Artinya, “Jika pihak yang mengutangkan berkata kepada orang yang berutang, “Saya jadikan utang yang menjadi tanggunganmu sebagai zakat”, maka menurut pendapat yang kuat hukumnya tidak mencukupi, kecuali apabila ia menerimanya, kemudian mengembalikannya kepada pihak yang berutang. Ungkapan mushanif “tidak mencukupi”, maksudnya adalah tidak mencukupi sebagi zakat karena tunggalnya pihak yang menyerahkan dan menerima harta. Ungkapan mushanif “menurut pendapat yang kuat”, menurut pendapat pembandingnya adalah cukup sebagai zakat, seperti harta titipan yang berada pada mustahiq zakat yang kemudian dialihkan kepemilikannya oleh pemilik harta kepada pihak mustahiq tersebut sebagai zakat, maka mencukupi sebagai zakat. Ungkapan mushanif “kecuali apabila ia menerimanya dan seterusnya”, maksudnya kecuali apabila pihak pemberi utang menerima pelunasan utangnya dari orang yang berhutang, kemudian ia mengembalikannya kepada orang yang berutang dengan niat zakat, maka mencukupi sebagai zakat.” (Zainuddin Ahmad bin Abdil Aziz Al-Malibari dan Abu Bakar bin Muhammad Syatha Ad-Dimyathi, Fathul Mu’in dan Hasyiyah I’anatut Thalibin, juz II, halaman 218).

 

Simpulan Hukum

Walhasil, praktek pembayaran zakat dari pembebasan utang atas mustahiq zakat hukumnya tidak sah dan tidak mencukupi menurut pendapat yang kuat, kecuali didahului skenario serah terima utang terlebih dahulu, baru kemudian dilanjutkan serah terima zakat dari pihak muzakki kepada mustahiq zakat.
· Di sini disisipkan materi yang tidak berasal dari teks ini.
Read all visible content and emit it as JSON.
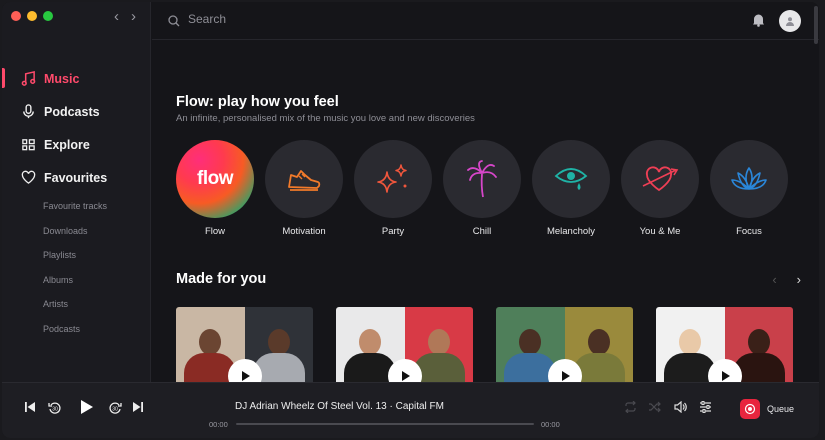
{
  "colors": {
    "accent": "#ff4a6b",
    "bg": "#151519",
    "sidebar": "#1b1b20"
  },
  "sidebar": {
    "items": [
      {
        "label": "Music",
        "icon": "music-note-icon"
      },
      {
        "label": "Podcasts",
        "icon": "microphone-icon"
      },
      {
        "label": "Explore",
        "icon": "grid-icon"
      },
      {
        "label": "Favourites",
        "icon": "heart-icon"
      }
    ],
    "sub_items": [
      "Favourite tracks",
      "Downloads",
      "Playlists",
      "Albums",
      "Artists",
      "Podcasts"
    ]
  },
  "search": {
    "placeholder": "Search"
  },
  "flow": {
    "title": "Flow: play how you feel",
    "subtitle": "An infinite, personalised mix of the music you love and new discoveries",
    "logo_text": "flow",
    "moods": [
      {
        "label": "Flow",
        "icon": "flow-logo-icon"
      },
      {
        "label": "Motivation",
        "icon": "sneaker-icon"
      },
      {
        "label": "Party",
        "icon": "sparkles-icon"
      },
      {
        "label": "Chill",
        "icon": "palm-tree-icon"
      },
      {
        "label": "Melancholy",
        "icon": "crying-eye-icon"
      },
      {
        "label": "You & Me",
        "icon": "heart-arrow-icon"
      },
      {
        "label": "Focus",
        "icon": "lotus-icon"
      }
    ]
  },
  "made_for_you": {
    "title": "Made for you"
  },
  "player": {
    "track": "DJ Adrian Wheelz Of Steel Vol. 13 · Capital FM",
    "elapsed": "00:00",
    "remaining": "00:00",
    "progress": 0,
    "queue_label": "Queue"
  }
}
Hal i​ni ​ber​beda de​nga​n pe​ndapat lemah ya​ng me​nga​bsahka​n​nya. Wallahu a’lam.


 

 

Ustadz Mohammad Mubasysyarum Bih, Wakil Ketua LBM PWNU Jawa Barat dan Dewan Pembina Pondok Pesantren Raudlatul Quran, Geyongan, Arjawinangun, Cirebon, Jawa Barat.